Publié le 14/08/2023 sur https://www.jim.fr/
New York, le lundi 14 août 2023 – Près de 50 000 Américains se sont donné la mort en 2022, un nombre record signe d’une crise de la santé mentale aux Etats-Unis.
Obésité galopante, forte consommation d’opioïdes provoquant de nombreux décès par overdose, baisse de l’espérance de vie : les Etats-Unis sont devenus l’homme malade du monde occidental. Et cette situation de crise sanitaire se confirme sur le front de la santé mentale : les morts par suicide ont en effet fortement augmenté en 2022.
Selon les dernières données provisoires publiées par le Centre de contrôle et de prévention des maladies (CDC) ce jeudi, ce sont près de 50 000 Américains qui se sont donnés la mort en 2022, un record dans l’histoire américaine. Le nombre de décès par suicide est en hausse de 2,6 % par rapport à 2021, alors que la population n’a augmenté que de 0,4 %. Ce nouveau record n’est que l’aboutissement d’une tendance de fond : ces deux dernières décennies, le taux de morts par suicide a augmenté de 35 %. La hausse a été presque continue pendant cette période, excepté en 2020, où l’épidémie de Covid-19 et les restrictions de liberté qu’elle a engendrée a paradoxalement provoqué une baisse des suicides.
Les blancs et les personnes âgées les plus touchés
Dans un pays où le droit d’acheter et de posséder une arme est protégée par la Constitution, les suicides sont malheureusement favorisés par la prolifération des armes à feu. Plus de la moitié des suicides aux Etats-Unis le sont par arme à feu et alors que les suicides par arme à feu ont augmenté de 10 % depuis 2019, ceux par d’autres moyens ont baissé de 8 %. Ces dernières années ont d’ailleurs été marquées par une hausse des ventes d’armes à feu : 5 millions de personnes supplémentaires sont devenues détenteutrices d’une arme à feu en 2021.
Avec un taux de suicide d’environ 15 morts pour 100 000 habitants, les Etats-Unis ont l’un des taux de suicide les plus élevés d’Occident. Les personnes âgées de plus de 75 ans (42 suicides pour 100 000 habitants) et les individus qualifiés de « blancs non hispaniques » (50 suicides pour 100 000 habitants) sont plus touchés par cette hausse des suicides. Seule bonne nouvelle sur ce front, le taux de suicide des jeunes âgés de 10 à 24 ans est en baisse de 8 %.

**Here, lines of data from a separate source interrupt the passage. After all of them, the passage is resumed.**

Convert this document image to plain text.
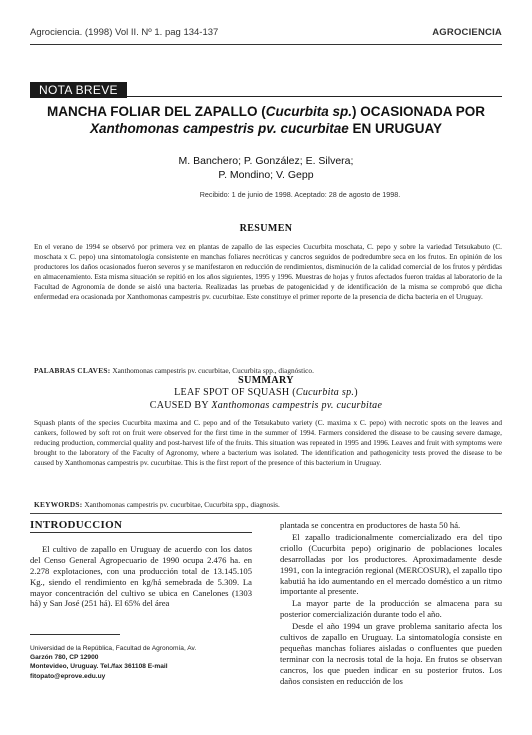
Agrociencia. (1998) Vol II. Nº 1. pag 134-137	AGROCIENCIA
NOTA BREVE
MANCHA FOLIAR DEL ZAPALLO (Cucurbita sp.) OCASIONADA POR
Xanthomonas campestris pv. cucurbitae EN URUGUAY
M. Banchero; P. González; E. Silvera;
P. Mondino; V. Gepp
Recibido: 1 de junio de 1998. Aceptado: 28 de agosto de 1998.
RESUMEN
En el verano de 1994 se observó por primera vez en plantas de zapallo de las especies Cucurbita moschata, C. pepo y sobre la variedad Tetsukabuto (C. moschata x C. pepo) una sintomatología consistente en manchas foliares necróticas y cancros seguidos de podredumbre seca en los frutos. En opinión de los productores los daños ocasionados fueron severos y se manifestaron en reducción de rendimientos, disminución de la calidad comercial de los frutos y pérdidas en almacenamiento. Esta misma situación se repitió en los años siguientes, 1995 y 1996. Muestras de hojas y frutos afectados fueron traídas al laboratorio de la Facultad de Agronomía de donde se aisló una bacteria. Realizadas las pruebas de patogenicidad y de identificación de la misma se comprobó que dicha enfermedad era ocasionada por Xanthomonas campestris pv. cucurbitae. Este constituye el primer reporte de la presencia de dicha bacteria en el Uruguay.
PALABRAS CLAVES: Xanthomonas campestris pv. cucurbitae, Cucurbita spp., diagnóstico.
SUMMARY
LEAF SPOT OF SQUASH (Cucurbita sp.)
CAUSED BY Xanthomonas campestris pv. cucurbitae
Squash plants of the species Cucurbita maxima and C. pepo and of the Tetsukabuto variety (C. maxima x C. pepo) with necrotic spots on the leaves and cankers, followed by soft rot on fruit were observed for the first time in the summer of 1994. Farmers considered the disease to be causing severe damage, reducing production, commercial quality and post-harvest life of the fruits. This situation was repeated in 1995 and 1996. Leaves and fruit with symptoms were brought to the laboratory of the Faculty of Agronomy, where a bacterium was isolated. The identification and pathogenicity tests proved the disease to be caused by Xanthomonas campestris pv. cucurbitae. This is the first report of the presence of this bacterium in Uruguay.
KEYWORDS: Xanthomonas campestris pv. cucurbitae, Cucurbita spp., diagnosis.
INTRODUCCION

El cultivo de zapallo en Uruguay de acuerdo con los datos del Censo General Agropecuario de 1990 ocupa 2.476 ha. en 2.278 explotaciones, con una producción total de 13.145.105 Kg., siendo el rendimiento en kg/há semebrada de 5.309. La mayor concentración del cultivo se ubica en Canelones (1303 há) y San José (251 há). El 65% del área

Universidad de la República, Facultad de Agronomía, Av.
Garzón 780, CP 12900
Montevideo, Uruguay. Tel./fax 361108 E-mail
fitopato@eprove.edu.uy

plantada se concentra en productores de hasta 50 há.

El zapallo tradicionalmente comercializado era del tipo criollo (Cucurbita pepo) originario de poblaciones locales desarrolladas por los productores. Aproximadamente desde 1991, con la integración regional (MERCOSUR), el zapallo tipo kabutiá ha ido aumentando en el mercado doméstico a un ritmo importante al presente.

La mayor parte de la producción se almacena para su posterior comercialización durante todo el año.

Desde el año 1994 un grave problema sanitario afecta los cultivos de zapallo en Uruguay. La sintomatología consiste en pequeñas manchas foliares aisladas o confluentes que pueden terminar con la necrosis total de la hoja. En frutos se observan cancros, los que pueden indicar en su posterior frutos. Los daños consisten en reducción de los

Un numéro national pour venir en aide aux personnes suicidaires
Mais cela ne signifie pas pour autant que la santé mentale des jeunes Américains s’améliore. De l’avis de la plupart des psychiatres, cette hausse des suicides s’inscrit dans une crise plus globale de santé mentale aux Etats-Unis, qui touche toutes les générations. Un cinquième des Américains se considèrent en mauvaise santé mentale, notamment les jeunes adultes, les personnes LGBT et les individus défavorisés. De même, un tiers des Américains disent souffrir d’anxiété chronique, les homosexuels et les jeunes adultes étant là encore les plus touchés.
Difficile de déterminer les causes de cette crise sanitaire qui touche les Etats-Unis : la Covid-19, les tensions politiques et raciales, l’inflation et le réchauffement climatique sont autant de raisons qui peuvent expliquer l’augmentation de la dépression et de l’anxiété chez les Américains.
Dans un des rares pays occidentaux qui ne disposent pas d’un système de santé universel, les Américains souffrant de problèmes psychiatriques peuvent rencontrer des difficultés à trouver de l’aide. En juillet 2022, le gouvernement a donc lancé le premier numéro national à destination des personnes présentant des idées suicidaires, la « Suicide and Crisis Lifeline ». En un an, ce nouveau numéro a reçu plus de 5 millions d’appels et de messages, dont environ 20 % émanaient de vétérans, dont le taux de suicide est 57 % supérieur à celui des adultes américains. Si ce nouveau dispositif d’aide aux personnes suicidaires semble donc être un succès aux Etats-Unis, il est encore trop peu connu : seulement 13 % des Américains ont connaissance de l’existence de ce numéro.